1 Mart 2010 Pazartesi

Lale ve Laden'in Hikayesinden, Varolmayan Şövalyeye...


Lale ve Ladan Bijani'nin hikayesini duymuş mudun? Bu kurgu değil ama gerçek bir öykü. İranlı 11 çocuklu fakir bir ailenin kafadan yapışık ikiz kızlarıdır Lale ve Ladan. Düşünebiliyor musun? Bir bedenin var, kişiliğin, ilgilerin, zevklerin, yapmak istediğin pek çok şey var. Var ama tek başına hareket edemiyorsun. Kafadan bir damarla ikiz kardeşine yapışıksın. Tam 29 sene yapışık yaşıyorsunuz birlikte... Hukuk okuyorsunuz. Aslında biriniz avukat, diğeriniz gazeteci olmak istiyorsunuz. Avukat olmak isteyen baskın çıkıyor olmalı ki Hukuk fakültesine gidiyorsunuz. Hiç özelin, sadece senin bildiğin, gizlin, saklın yok. Ne yapıyorsanız birlikte yapıyorsunuz. Tuvalete gitmek, banyo yapmak dahil olmak üzere. Ne hazin bir durum değil mi, düşünsene! Sonunda dayanamıyorsuz, hayatınız pahasına da olsa, gene de tek başına yaşabilme ümidiniz var ya, ameliyatla ayrılmaya karar veriyorsunuz. Doktorlar %50 şans verdiklerine göre kolay olmamıştır karar vermek, öyle değil mi? %50 ölüm, %50 ayrı yaşama ümidi! Lale ve Laden kesinlikle ayrılmak istiyorlar. Ameliyat oluyorlar. 90 dakika arayla ölüyorlar. 2003 yılında sahiden yaşanan bir hikaye!

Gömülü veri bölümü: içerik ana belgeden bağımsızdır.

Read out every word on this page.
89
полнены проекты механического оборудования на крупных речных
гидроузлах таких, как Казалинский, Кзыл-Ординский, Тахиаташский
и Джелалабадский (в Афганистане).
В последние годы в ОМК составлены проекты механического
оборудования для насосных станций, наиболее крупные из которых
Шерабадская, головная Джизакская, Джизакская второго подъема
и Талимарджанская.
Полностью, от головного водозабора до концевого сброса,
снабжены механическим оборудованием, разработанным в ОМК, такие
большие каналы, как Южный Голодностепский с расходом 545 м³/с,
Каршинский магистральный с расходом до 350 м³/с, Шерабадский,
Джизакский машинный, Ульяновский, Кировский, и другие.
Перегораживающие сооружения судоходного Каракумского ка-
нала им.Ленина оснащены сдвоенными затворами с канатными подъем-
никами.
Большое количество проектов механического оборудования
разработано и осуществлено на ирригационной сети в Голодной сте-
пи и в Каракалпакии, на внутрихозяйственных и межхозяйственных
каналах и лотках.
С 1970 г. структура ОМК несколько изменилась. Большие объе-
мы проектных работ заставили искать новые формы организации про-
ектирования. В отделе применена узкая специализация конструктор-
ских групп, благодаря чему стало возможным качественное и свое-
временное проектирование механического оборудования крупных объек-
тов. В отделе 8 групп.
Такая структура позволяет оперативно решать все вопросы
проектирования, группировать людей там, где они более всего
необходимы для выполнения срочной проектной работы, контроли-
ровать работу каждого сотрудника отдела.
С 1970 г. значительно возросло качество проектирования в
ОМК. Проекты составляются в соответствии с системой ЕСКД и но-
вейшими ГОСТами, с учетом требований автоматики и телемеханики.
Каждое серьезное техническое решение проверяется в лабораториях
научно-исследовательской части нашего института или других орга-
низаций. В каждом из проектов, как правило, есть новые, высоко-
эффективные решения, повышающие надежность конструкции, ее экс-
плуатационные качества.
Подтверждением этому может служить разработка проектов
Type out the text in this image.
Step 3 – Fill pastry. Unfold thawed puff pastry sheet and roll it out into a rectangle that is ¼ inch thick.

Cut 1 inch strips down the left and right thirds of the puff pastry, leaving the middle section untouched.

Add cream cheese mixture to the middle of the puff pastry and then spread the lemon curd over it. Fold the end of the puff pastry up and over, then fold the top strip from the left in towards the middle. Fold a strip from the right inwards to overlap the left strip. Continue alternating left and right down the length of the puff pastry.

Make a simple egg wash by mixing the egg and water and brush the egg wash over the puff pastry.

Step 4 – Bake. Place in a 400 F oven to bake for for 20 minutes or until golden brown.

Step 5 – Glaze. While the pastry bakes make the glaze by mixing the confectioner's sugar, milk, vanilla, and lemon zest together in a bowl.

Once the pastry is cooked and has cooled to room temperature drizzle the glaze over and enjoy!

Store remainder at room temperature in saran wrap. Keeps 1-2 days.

Bu olayla ilgili gazetelerde pek çok haber ve makale okumuştum . Perihan Mağden'in Radikal'deki köşe yazısı ilginçti. Yazar yapışık ikizinden hayatı pahasına ayrılmayı göze alan insan çeşidi olduğu gibi, anasının karnından tek başına çıktığı halde, gidip birini bulan ve yaşamı boyunca ona yapışan insanları kaleme alıyordu. Bir kocaya yapışan kadınlar mesela. Ya da işine, mevkisine, durumuna yapışanlar. Veya tüm hayatını annesine, kardeşine, ailesine adayanlar. Düşünebiliyor musun? Bağımsız bir bedeni, kafası olduğu halde, bir duyguya, konuma, kişiye veya ideolojiye tutkuyla bağlanan ve tutkuyu saplantıya dönüştüren insanların durumu da ne fecidir değil mi?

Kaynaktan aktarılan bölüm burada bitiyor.